Cameron smiled and answered, wondering if she was going to learn that her cousin was willing to try a love potion after all.
“WHAT ARE YOU KEEPING those for?” obstetrician David Cureux asked his ex-wife. He had followed Clare into her basement to discover an entire bookcase stocked with foam meat trays. Those were not the only things stored in the basement. There were old magazines, including every copy of Midwifery Today ever printed, a stash of gift boxes that took up twenty-four cubic feet of space, the infamous box of rubber bands, another of twisty ties. The woman never threw anything away, but for the life of him David had no idea what she planned to do with those meat trays.
“We’ll need these things when it all falls apart,” she said.
It, David knew from long and turbulent experience with this woman, was civilization as they knew it. She’d raised two children, who now spoke with a sort of hushed horror of growing up amidst the ominous predictions of a woman they still believed to be a seer, even though they’d finally learned to tune out her prognostications of global disaster.
“I guess you could put them together with duct tape and build yourself a house,” he reflected of the meat trays. “Or a coliseum.”
“Never mind that. Let’s move these upstairs.”
These were more than twenty boxes too heavy for the sixty-eight-year-old woman to carry up the cellar steps by herself.
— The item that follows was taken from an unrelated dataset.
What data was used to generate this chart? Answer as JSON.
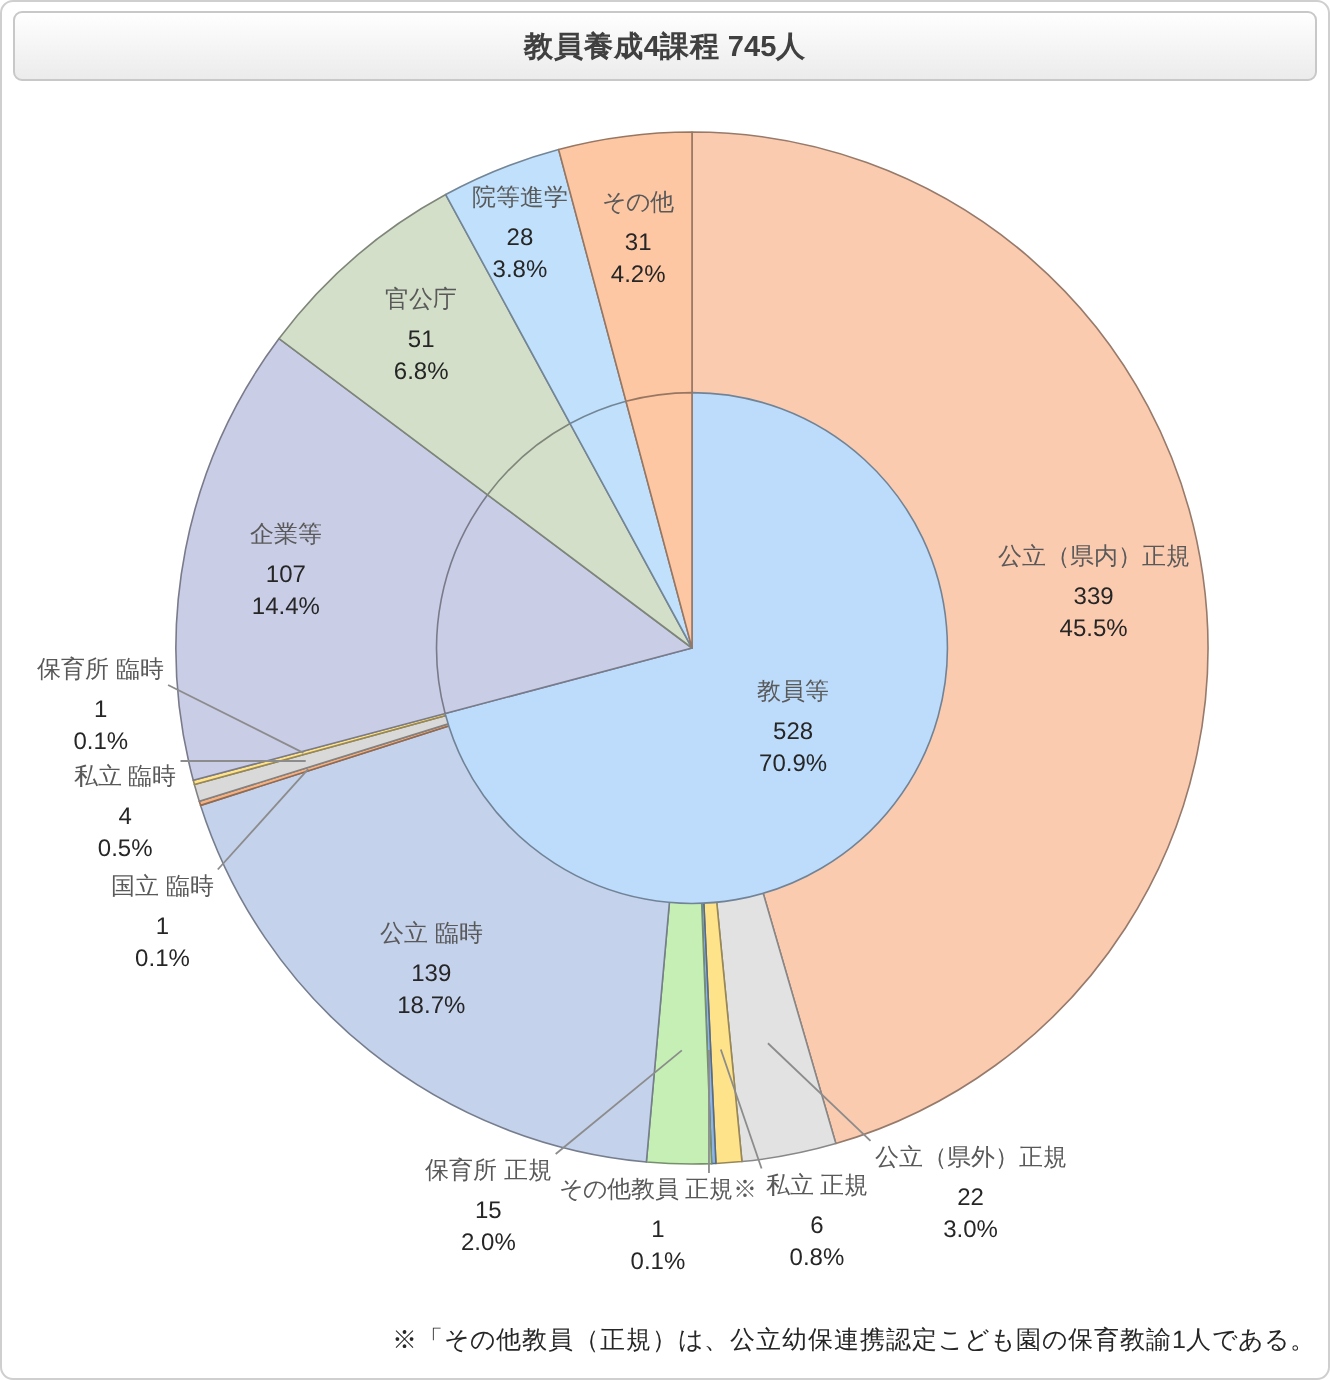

They contained telephone directories for the years 1968 to 2005. Not just phone directories that had belonged to Clare, but most of the discarded phone directories for the state of West Virginia—or so David suspected.
“I have to get this done,” Clare said, referring to the delivery of the boxes to recycling, which her ex-husband had promised to do with his pickup truck. Clare was reluctant to part with them, but she’d realized that every issue of Birth Journal could no longer be kept upstairs. So those magazines were coming downstairs and the phone books would have to leave. “We need to hurry. Someone’s coming about a love potion.”
A person who knew Clare less well would draw one of the following conclusions: One, she’d made a previous appointment with someone who wanted a love potion. Or two, she’d received a phone message or written message asking her to be home at a particular time to greet a customer interested in a love potion.
David, however, understood that Clare simply “knew” someone was going to come by. Enough people approached her about love potions that it wouldn’t be a huge coincidence for her to receive an unannounced visitor requesting one. If such a person arrived in the next few minutes, David would chalk it up to the popularity of his ex-wife’s brand of snake oil. Their lives had been full of these instances of Clare supposedly “knowing” things were going to happen. Like the time she’d made them pack up from fishing because Bridget had broken her arm. “Bridget’s been hurt. We have to go home,” she’d said.